Quick tips for grilling fish
- Make sure your grill is clean and free of debris before grilling, this will keep your fish clean.
- Oil your grill and/or fish, this results in easy peeling and minimal sticking. (Unless you are grilling the fish in foil).
- Choose fish that are best suited for grilling. While all fish are worth grilling, certain cuts and varieties are more tolerant of grilling mistakes such as tuna, salmon, mahi-mahi, swordfish and halibut.
Here’s how to get the most out of your wild fish
When catching fish in the wild, above all else, immediate care of the fish is imperative for the freshest tasting fillet. “Getting the fish filleted and on ice is key to ensuring the perfect flavor and texture when the final recipe is set in motion,” says Belding. He adds that “keeping the skin on and trying to prepare the fish from its freshest state is key to enhancing the overall experience.”
Try this flavor-packed Seared Tuna Medallion Recipe from Chef Chad Belding (from the Provider Cookbook). This quick and easy fish dish can be served as an appetizer or appetizer with your favorite rice and vegetables.
Tips for preparing wild fish
- Use paper towels to dry the fish thoroughly.

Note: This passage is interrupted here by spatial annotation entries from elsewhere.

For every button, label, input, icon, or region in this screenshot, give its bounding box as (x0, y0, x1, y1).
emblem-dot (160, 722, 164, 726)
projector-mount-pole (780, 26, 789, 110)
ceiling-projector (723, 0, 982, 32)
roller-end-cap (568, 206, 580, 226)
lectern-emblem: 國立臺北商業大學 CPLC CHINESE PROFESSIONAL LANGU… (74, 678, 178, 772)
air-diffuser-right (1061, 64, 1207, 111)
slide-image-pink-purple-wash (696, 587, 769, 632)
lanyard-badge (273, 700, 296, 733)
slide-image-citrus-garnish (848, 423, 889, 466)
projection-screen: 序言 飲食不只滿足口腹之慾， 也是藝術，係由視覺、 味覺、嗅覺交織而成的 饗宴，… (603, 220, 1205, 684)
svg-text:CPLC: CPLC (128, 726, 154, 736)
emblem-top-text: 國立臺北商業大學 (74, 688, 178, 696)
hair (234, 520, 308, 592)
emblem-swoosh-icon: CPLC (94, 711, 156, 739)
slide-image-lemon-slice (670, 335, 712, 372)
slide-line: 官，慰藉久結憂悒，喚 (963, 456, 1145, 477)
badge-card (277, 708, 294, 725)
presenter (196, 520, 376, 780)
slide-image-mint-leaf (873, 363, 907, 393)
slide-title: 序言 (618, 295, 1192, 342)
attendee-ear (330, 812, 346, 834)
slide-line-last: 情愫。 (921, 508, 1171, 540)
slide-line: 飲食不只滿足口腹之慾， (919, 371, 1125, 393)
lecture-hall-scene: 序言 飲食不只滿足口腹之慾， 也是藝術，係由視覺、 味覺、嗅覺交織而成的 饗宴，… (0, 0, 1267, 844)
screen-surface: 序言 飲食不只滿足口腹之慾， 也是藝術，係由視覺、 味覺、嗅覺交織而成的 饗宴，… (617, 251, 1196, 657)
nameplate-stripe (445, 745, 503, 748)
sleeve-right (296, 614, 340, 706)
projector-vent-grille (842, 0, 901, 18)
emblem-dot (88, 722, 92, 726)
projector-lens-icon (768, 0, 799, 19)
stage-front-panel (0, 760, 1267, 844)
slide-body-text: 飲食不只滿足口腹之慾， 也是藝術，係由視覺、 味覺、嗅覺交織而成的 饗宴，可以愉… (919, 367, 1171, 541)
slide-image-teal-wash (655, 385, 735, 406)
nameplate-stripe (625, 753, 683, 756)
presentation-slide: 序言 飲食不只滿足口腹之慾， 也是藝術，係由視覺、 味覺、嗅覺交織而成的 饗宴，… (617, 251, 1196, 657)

- Lay out a sheet of aluminum foil and place the fish on it, skin side down.
- For goldfish and darker colored fish like salmon and tuna, cover carefully with the supplier’s spawn product.
- For whiter fish like walleye and halibut, coat them thoroughly with a flaky rub.
- Add lemon slices on top of the fish and around the foil and cover, leaving a small slit open on top for the smoke to enter.
- Set up your grill (Belding uses Traeger) at 325°F, once the grill reaches temperature, place the foil-covered fish on the grill and cook for 15 minutes.
- After 15 minutes, open the top of the foil further and place 3 slices of butter on your fish and add 1-2 pinches of Himalayan sea salt.
- Remove from the grill when the butter is well melted, cover the fish and let rest in the foil for 5 minutes.
- Serve on a bed of rice with asparagus and sautéed onions.
Chef Chad Belding’s Seared Tuna Medallion Recipe
This quick and easy recipe for Seared Tuna Medallions can be served as an appetizer or appetizer with your favorite rice and vegetables.